There are a variety of ways to make your lecture interactive by integrating quizzes, knowledge checks, animated diagrams and/or graphics, illustrations, and hyperlinked supplements. However, the easiest way to make a lecture interactive – and the method requiring the least amount of additional computer software – is by embedding thoughtfully designed quizzes and questions.
Design a “Pre-Quiz” for Recorded Lectures
To get your students mentally primed to integrate new material about a subject, first give them a “pre-quiz” that prompts them to retrieve their prior knowledge about the subject. By doing so, they mentally activate organizational structures about this subject that they can augment with the new information. To incentivize student curiosity and exploration of their knowledge, the “pre-quiz” should be no- or (very) low-stakes, e.g., not counted at all or as “complete”/”incomplete.”
Insert Questions between Sections
To enhance retention and recall of knowledge, students need to practice retaining and recalling that knowledge – and simply designed multiple choice questions are very effective in this regard. After each 10- to 20-minute section of video, ask students to perform some simple recall of what they’ve just learned.
You can also design questions that ask students to apply and synthesize knowledge – not just recall it. These questions may take a little longer to develop, but the learning payoff is great, and these types of questions can be a very efficient way of prompting students to synthesize information in an online, asynchronous environment.
All questions should provide feedback on why a particular answer was correct, incorrect, and/or the best choice.
The School of Nursing has a guide on designing questions and other simple activities using Bloom’s Taxonomy: https://info.nursing.jhu.edu/blooms-taxonomy/#/. (Please note: all examples use nursing content, but the overall guidance can be applied to any subject matter.)

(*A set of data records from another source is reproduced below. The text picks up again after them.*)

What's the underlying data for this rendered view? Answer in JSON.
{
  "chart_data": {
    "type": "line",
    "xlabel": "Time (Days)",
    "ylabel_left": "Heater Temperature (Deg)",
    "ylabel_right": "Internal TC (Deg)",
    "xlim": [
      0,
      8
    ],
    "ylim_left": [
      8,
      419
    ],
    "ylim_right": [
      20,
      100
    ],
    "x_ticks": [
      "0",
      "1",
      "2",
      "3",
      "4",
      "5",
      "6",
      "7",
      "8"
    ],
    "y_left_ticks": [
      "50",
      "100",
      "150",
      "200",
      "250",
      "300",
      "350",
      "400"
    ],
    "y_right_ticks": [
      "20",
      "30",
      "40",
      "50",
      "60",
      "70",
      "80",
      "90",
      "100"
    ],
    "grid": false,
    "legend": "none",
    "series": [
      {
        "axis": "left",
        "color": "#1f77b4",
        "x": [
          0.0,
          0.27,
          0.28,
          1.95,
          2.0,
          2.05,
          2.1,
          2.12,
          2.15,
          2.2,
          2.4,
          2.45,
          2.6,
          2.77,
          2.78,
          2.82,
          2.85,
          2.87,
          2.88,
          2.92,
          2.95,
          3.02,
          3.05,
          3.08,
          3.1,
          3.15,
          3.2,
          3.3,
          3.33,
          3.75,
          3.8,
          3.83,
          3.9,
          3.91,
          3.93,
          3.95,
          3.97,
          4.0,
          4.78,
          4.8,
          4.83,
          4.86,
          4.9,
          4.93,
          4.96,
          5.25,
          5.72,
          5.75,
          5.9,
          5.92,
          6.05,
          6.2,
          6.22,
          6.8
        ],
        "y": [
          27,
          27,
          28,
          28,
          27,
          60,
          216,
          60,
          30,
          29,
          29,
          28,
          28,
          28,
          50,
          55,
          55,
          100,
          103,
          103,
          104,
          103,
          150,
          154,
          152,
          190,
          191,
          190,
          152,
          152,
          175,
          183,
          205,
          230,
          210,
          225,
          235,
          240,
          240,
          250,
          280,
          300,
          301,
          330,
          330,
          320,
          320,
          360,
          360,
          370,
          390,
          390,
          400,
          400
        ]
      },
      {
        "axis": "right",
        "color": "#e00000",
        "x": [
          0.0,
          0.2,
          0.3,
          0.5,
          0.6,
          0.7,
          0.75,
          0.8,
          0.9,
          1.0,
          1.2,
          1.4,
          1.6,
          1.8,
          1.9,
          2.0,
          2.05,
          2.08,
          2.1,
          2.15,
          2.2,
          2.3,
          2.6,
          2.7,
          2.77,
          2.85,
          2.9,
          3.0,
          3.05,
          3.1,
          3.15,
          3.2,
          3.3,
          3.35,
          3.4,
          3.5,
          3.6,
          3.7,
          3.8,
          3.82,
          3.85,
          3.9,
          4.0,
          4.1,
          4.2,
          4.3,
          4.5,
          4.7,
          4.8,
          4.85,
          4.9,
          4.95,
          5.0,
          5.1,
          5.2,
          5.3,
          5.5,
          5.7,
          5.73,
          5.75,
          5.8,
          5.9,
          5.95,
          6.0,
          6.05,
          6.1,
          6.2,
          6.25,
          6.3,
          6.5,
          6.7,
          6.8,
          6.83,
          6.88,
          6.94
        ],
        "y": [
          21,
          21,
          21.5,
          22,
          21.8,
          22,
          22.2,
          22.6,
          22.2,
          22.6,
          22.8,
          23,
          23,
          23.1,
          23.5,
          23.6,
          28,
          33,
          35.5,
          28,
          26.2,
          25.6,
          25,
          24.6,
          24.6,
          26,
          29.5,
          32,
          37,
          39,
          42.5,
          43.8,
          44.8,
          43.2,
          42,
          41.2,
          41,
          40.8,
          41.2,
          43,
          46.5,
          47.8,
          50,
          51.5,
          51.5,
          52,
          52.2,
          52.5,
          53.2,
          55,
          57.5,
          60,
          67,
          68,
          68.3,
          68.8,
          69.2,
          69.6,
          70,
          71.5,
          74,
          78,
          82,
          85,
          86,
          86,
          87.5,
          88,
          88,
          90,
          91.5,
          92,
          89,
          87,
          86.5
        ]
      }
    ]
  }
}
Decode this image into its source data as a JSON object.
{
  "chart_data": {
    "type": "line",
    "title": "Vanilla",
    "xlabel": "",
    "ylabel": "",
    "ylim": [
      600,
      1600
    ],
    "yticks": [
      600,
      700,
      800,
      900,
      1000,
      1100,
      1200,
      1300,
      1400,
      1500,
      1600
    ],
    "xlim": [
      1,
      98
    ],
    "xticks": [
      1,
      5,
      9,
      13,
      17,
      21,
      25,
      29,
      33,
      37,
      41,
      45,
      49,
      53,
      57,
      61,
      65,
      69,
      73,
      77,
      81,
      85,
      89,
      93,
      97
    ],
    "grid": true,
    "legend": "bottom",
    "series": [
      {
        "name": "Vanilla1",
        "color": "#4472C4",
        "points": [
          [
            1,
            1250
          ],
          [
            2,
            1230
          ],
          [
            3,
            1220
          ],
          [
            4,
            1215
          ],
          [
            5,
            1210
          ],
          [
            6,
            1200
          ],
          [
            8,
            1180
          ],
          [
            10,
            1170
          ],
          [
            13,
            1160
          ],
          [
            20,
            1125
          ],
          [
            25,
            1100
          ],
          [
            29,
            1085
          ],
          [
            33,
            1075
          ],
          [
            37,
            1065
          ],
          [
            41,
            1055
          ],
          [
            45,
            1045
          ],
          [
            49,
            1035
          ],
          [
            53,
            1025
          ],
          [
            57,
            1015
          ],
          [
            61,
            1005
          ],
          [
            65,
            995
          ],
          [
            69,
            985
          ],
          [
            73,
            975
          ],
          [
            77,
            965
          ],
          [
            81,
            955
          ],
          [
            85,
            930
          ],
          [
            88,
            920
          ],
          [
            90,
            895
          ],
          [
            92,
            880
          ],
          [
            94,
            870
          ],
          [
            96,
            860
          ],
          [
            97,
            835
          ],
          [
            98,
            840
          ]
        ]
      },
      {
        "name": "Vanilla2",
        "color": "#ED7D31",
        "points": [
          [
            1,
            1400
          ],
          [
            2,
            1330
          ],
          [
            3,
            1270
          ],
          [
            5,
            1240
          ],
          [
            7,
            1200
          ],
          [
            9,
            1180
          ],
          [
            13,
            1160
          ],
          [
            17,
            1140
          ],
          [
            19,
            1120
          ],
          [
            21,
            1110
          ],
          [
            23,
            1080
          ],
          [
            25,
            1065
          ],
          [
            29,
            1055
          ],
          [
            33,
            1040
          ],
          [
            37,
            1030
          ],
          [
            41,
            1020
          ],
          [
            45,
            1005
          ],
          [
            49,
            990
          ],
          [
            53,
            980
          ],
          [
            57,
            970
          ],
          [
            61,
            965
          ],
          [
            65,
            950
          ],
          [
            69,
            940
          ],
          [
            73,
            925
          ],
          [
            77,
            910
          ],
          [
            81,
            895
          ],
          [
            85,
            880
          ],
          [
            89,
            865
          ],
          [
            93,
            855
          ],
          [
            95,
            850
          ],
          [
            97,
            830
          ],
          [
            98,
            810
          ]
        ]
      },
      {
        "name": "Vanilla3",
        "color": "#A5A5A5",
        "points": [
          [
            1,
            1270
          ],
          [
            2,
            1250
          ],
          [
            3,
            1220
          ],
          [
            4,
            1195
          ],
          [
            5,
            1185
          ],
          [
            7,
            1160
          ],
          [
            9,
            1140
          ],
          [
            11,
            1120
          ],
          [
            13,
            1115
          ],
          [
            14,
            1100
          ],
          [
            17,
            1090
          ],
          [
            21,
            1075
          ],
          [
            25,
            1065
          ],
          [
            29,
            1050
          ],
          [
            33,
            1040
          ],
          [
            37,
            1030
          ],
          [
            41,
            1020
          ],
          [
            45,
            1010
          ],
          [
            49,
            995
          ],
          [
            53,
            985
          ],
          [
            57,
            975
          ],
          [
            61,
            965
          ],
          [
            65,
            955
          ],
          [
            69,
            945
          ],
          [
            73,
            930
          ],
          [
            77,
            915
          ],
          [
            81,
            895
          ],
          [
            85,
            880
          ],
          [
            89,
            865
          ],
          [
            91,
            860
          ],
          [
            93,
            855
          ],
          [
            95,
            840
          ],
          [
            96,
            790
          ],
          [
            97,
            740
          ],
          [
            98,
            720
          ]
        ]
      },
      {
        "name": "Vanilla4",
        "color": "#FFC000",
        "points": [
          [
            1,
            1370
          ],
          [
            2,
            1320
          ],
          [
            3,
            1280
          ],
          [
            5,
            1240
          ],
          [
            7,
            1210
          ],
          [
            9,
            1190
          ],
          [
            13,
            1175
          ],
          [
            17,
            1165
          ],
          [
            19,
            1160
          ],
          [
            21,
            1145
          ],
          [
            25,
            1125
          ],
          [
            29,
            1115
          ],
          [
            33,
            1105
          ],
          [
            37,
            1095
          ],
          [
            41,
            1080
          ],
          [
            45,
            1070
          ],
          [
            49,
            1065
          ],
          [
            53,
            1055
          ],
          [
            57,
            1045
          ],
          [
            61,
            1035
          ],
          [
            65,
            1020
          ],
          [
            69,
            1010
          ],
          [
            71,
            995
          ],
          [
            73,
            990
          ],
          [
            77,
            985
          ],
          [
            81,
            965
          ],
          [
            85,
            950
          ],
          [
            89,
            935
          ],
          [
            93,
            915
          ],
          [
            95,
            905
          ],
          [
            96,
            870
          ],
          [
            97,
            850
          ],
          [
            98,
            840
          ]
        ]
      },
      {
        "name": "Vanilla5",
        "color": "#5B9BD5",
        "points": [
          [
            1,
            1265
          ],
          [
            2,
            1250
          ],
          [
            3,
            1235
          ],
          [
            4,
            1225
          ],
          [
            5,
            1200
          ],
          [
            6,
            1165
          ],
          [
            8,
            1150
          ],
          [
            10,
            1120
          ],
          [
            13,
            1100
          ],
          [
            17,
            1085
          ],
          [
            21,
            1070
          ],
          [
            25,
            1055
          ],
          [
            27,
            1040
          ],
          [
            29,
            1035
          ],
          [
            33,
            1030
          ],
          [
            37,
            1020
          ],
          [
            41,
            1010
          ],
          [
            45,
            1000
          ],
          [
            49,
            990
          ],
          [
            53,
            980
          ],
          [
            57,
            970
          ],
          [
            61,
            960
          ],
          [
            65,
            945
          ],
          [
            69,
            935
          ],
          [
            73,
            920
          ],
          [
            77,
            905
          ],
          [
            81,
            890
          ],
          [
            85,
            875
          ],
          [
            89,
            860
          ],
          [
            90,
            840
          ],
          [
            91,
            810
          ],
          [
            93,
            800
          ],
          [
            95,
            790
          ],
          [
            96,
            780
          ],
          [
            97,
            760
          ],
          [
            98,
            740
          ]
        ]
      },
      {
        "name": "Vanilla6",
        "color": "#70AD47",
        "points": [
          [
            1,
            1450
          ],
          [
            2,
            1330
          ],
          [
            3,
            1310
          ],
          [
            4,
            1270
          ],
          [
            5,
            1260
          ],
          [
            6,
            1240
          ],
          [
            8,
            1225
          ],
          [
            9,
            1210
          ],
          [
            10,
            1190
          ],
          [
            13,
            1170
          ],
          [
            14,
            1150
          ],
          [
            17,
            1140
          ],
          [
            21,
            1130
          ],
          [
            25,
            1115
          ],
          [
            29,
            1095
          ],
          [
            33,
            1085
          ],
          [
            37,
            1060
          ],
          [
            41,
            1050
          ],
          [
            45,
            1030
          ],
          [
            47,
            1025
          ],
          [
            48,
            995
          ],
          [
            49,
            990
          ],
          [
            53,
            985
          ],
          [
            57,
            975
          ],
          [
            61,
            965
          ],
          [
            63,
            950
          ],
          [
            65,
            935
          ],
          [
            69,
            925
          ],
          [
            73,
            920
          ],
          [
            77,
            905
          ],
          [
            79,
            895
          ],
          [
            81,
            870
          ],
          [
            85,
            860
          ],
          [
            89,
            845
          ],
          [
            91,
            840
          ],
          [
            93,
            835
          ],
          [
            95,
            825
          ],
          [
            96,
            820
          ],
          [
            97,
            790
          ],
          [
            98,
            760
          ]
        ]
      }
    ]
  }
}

Identify Software/LMS Tools for Interactivity
This may be the most challenging part of building simple interactivity into pre-recorded video lectures. Panopto and Kaltura offer the ability to add quizzes to video, so if your school/division uses either one of those tools, that’s probably the easiest way to build interactivity.
Alternatively, you can build out questions/quizzes in Blackboard using the Test Tool in the course site. So: you can record a video using one tool, upload to the video (or video sections) to the LMS, and build out questions in Blackboard.
Contact your school or division’s teaching and learning center for more information about potential tools.
Inform Students of Instructional Benefits
Tell students why they’re doing certain activities. While this may seem self-evident from an instructor perspective, it may not always be from a student perspective. Also, in a live lecture, this message may be conveyed throughout the lecture through discursive give-and-take between the instructor and students; in an asynchronous, pre-recorded environment, this is not possible. The pedagogical intention of each activity should be explicitly stated so that students understand their instructional benefits.
When you give a pre-quiz and/or insert questions between sections, tell students why you’re doing those things. This will cue them to pay closer attention themselves.
Use Quizzes and/or Questions to Interleave Information
Interleaving is the practice of mixing (or interleaving) multiple subjects or topics to enhance the retention and recall of these subjects across a course or program. Interleaving has been shown to be more effective than “blocked” learning, or learning one topic very thoroughly before moving onto to another one. By mentally juxtaposing topics, interleaving helps students determine the similarities and differences between the topics and develop problem-solving skills.
Interleaving is an easy way of prompting your students’ abstract, higher-level thinking skills (such as problem-solving) in an online, asynchronous environment.